Samen met de Australische onderzoeker Gabriel Lafitte en een Tibetaanse tolk, Tsering Dorje, deed Meston onderzoek in een gebied waar China in samenwerking met de Wereldbank een armoede bestrijdings project wil gaan uitvoeren. Vlakbij het projectgebied liggen de twee grootste gevangeniskampen van China, Xiangride en Nuomuhong.

Afgelopen vrijdag werd bekend dat Meston uit het raam van zijn hotelkamer op de derde verdieping was gesprongen, kennelijk in een poging zijn ondervragers te ontsnappen. Hij liep daarbij zware verwondingen aan rug en ingewanden op.

Transport

Een woordvoerster van de Amerikaanse ambassade in Beijing zei gisteren dat Mestons toestand 'ernstig, maar stabiel' is. Amerikaanse en Chinese functionarissen onderhandelen over een mogelijk transport naar een plaats met betere medische voorzieningen. Tijdens het weekeinde is Meston bezocht door een Amerikaanse arts.

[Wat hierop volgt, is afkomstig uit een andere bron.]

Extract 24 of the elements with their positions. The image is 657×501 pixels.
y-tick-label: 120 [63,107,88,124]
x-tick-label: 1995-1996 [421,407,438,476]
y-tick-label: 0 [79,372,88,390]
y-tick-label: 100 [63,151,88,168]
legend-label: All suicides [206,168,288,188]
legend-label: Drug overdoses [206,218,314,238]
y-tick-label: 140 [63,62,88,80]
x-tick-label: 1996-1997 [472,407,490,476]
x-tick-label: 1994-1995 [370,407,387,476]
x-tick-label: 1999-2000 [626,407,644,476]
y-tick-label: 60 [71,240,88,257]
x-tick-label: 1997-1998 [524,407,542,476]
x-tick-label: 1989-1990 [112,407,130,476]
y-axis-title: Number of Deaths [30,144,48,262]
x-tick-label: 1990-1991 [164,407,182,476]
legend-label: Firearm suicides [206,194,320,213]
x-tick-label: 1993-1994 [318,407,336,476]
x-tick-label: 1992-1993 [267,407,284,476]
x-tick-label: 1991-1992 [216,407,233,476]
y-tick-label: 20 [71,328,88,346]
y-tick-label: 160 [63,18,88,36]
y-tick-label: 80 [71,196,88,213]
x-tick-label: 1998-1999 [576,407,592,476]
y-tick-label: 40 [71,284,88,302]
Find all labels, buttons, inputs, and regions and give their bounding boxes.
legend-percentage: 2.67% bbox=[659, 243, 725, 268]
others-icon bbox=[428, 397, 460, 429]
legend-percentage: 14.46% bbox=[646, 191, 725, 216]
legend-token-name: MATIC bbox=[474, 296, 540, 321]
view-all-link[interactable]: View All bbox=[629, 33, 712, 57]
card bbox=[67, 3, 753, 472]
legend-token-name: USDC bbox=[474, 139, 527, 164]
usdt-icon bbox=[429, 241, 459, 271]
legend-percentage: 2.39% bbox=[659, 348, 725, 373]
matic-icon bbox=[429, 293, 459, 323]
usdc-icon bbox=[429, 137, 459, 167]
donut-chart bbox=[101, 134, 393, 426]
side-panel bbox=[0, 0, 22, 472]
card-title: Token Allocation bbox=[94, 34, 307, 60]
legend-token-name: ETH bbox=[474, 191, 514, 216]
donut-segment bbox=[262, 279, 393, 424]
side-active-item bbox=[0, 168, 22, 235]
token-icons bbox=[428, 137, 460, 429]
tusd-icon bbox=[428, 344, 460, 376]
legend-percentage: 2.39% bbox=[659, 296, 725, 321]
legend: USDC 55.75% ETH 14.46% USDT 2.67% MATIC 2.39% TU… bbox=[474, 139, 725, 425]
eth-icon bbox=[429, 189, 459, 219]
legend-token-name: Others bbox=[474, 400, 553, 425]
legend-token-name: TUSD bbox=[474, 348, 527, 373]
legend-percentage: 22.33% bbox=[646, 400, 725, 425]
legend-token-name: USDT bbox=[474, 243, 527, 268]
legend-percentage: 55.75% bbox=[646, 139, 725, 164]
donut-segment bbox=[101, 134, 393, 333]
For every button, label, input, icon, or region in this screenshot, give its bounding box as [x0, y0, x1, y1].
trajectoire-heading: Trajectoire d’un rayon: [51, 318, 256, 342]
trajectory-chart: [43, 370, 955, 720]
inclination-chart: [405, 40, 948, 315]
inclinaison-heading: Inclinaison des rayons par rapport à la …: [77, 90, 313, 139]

Gabriel Lafitte (50), verbonden aan de Australian Tibet Council, een actiegroep die ageert tegen het Wereldbankproject, werd afgelopen zaterdag vrijgelaten. Tijdens een persconferentie in Melbourne beschuldigde hij de Chinezen van 'geestelijke marteling'. Lafitte werd iedere ochtend van een tot vijf ondervraagd en bedreigd met fysiek geweld tot hij een bekentenis ondertekende. Hij heeft zijn zorg uitgesproken over het lot van tolk Tsering Dorje. Dorje is een Tibetaan met een Chinees paspoort. Van hem is er geen nieuws.

Officieel worden de mannen beschuldigd van het 'illegaal fotograferen en interviewen' in gebieden die voor buitenlanders gesloten zijn. Ze zouden zich hebben begeven op het terrein van de gevangenisboerderijen zonder een uitnodiging daartoe van de Wereldbank of de Chinese regering.

Daja Meston, zoon van hippies, groeide op in een klooster in Nepal en werd vorig jaar in de VS gearresteerd tijdens demonstraties tegen het bezoek van de Chinese premier Zhu Rongji. Hij spreekt vloeiend Tibetaans en fungeerde eerder als tolk van het Amerikaanse congreslid Frank Wolf toen deze in 1997 een privébezoek bracht aan Tibet. Wolf is een scherp criticus van de Chinese mensenrechtensituatie.

De kritiek op het Wereldbank project in Qinghai heeft ervoor gezorgd dat China werd gedwongen om buitenlandse inspectie toe te laten. Afgelopen week kwam die in de vorm van een groep journalisten, over twee weken komt er een delegatie Australische parlementariers naar het gebied kijken. Er zullen missies van de Wereldbank zelf volgen. En ook zal er het machtige inspectiecomité van de Wereldbank komen kijken. Dat comité werd in 1993 gecreëerd door de bank en kan, indien nodig het hele project nog blokkeren. Maar, als dat zou gebeuren "ga ik niet op mijn knieëen", aldus vice-minister van Financieën Jin. "Als het moet doen we het gewoon zelf". Veel zullen de inspectiemissies niet vinden. Dorpelingen die vorige week werden geinterviewd lijken steeds de 'top-drie argumenten' om weg te gaan ("geen water, geen electriciteit, slechte wegen", of in het geval van Heshijia: "gevaarlijk en steil") te herhalen.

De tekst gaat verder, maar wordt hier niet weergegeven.